The main article begins thusly:

The rest of us were left with a nagging question: What is the latest science on the differences between men's and women's aptitudes, anyway? Is it true, even a little bit, that men are better equipped for scientific genius? Or is it ridiculous—even pernicious—to ask such a question in the year 2005?

It's always perilous to use science to resolve festering public debates. Everyone sees something different—like 100 people finding shapes in clouds. By the time they make up their minds, the clouds have drifted beyond the horizon. But scientists who have spent their lives studying sex differences in the brain (some of whom defend Summers and some of whom dismiss him as an ignoramus) generally concede that he was not entirely wrong. Thanks to new brain-imaging technology, we know there are indeed real differences between the male and the female brain, more differences than we would have imagined a decade ago. "The brain is a sex organ," says Sandra Witelson, a neuroscientist who became famous in the 1990s for her study of Albert Einstein's brain. "In the last dozen years, there has been an exponential increase in the number of studies that have found differences in the brain. It's very exciting."

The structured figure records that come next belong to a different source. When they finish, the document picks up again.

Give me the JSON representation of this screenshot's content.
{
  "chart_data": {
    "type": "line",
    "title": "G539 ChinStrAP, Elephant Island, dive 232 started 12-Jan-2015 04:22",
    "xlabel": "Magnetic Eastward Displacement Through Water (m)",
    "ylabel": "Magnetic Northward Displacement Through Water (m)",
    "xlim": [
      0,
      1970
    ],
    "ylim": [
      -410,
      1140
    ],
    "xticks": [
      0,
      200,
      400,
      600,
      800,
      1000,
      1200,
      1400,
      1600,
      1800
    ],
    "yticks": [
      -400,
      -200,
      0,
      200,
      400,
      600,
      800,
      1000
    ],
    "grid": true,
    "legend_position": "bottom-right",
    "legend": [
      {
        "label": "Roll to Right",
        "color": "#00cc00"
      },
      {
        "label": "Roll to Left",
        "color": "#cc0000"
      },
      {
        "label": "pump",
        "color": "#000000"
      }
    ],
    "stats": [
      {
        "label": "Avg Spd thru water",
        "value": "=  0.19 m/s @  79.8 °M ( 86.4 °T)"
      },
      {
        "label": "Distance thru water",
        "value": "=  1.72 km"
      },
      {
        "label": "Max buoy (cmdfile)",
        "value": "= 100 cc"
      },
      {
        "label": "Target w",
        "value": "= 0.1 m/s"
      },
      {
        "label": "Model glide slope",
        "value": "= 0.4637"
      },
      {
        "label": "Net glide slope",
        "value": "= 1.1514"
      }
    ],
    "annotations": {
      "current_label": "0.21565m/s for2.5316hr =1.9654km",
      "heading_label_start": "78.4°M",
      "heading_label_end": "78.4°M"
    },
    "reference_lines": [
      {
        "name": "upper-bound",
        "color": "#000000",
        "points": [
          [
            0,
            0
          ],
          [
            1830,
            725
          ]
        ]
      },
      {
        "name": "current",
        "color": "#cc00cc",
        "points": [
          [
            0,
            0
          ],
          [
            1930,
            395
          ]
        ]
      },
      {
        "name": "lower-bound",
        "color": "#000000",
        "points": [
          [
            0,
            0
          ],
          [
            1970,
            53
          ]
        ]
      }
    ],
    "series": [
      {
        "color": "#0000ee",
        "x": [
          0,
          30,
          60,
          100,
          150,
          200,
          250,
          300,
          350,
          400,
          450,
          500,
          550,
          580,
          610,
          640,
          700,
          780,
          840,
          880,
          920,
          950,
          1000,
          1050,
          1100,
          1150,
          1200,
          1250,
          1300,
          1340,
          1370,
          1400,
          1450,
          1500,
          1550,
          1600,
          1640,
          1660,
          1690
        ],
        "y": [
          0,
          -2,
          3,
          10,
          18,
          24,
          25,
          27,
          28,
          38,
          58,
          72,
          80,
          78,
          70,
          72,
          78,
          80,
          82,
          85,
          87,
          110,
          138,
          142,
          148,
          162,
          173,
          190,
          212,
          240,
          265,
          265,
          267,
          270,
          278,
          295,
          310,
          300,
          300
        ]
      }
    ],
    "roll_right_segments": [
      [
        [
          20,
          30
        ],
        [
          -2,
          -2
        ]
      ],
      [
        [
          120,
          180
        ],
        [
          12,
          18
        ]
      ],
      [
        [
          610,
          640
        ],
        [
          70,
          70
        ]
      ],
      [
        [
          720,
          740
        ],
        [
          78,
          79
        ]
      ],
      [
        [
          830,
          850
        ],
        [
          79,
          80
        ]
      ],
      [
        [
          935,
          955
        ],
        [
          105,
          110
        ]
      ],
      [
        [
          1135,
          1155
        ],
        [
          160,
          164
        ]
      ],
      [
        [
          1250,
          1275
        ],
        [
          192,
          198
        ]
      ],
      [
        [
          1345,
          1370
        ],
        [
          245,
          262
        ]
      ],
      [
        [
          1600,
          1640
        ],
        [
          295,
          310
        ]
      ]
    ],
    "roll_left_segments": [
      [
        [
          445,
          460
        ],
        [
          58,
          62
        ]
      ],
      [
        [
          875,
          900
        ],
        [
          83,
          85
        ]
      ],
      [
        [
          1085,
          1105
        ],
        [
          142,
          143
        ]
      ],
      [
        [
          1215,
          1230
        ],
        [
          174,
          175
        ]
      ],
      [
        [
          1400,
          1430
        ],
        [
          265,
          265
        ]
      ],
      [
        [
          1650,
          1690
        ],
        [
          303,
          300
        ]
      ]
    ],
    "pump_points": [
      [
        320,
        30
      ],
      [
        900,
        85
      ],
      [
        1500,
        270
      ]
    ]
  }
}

But that's just the beginning of the conversation. It turns out that many of those differences don't seem to change our behavior. Others do—in ways we might not expect. Some of the most dramatic differences are not just in our brains but also in our eyes, noses and ears—which feed information to our brains. Still, almost none of those differences are static. The brain is constantly changing in response to hormones, encouragement, practice, diet and drugs. Brain patterns fluctuate within the same person, in fact, depending on age and time of day. So while Summers was also right that more men than women make up the extreme high—and low—scorers in science and math tests, it's absurd to conclude that the difference is primarily because of biology—or environment. The two interact from the time of conception, which only makes life more interesting.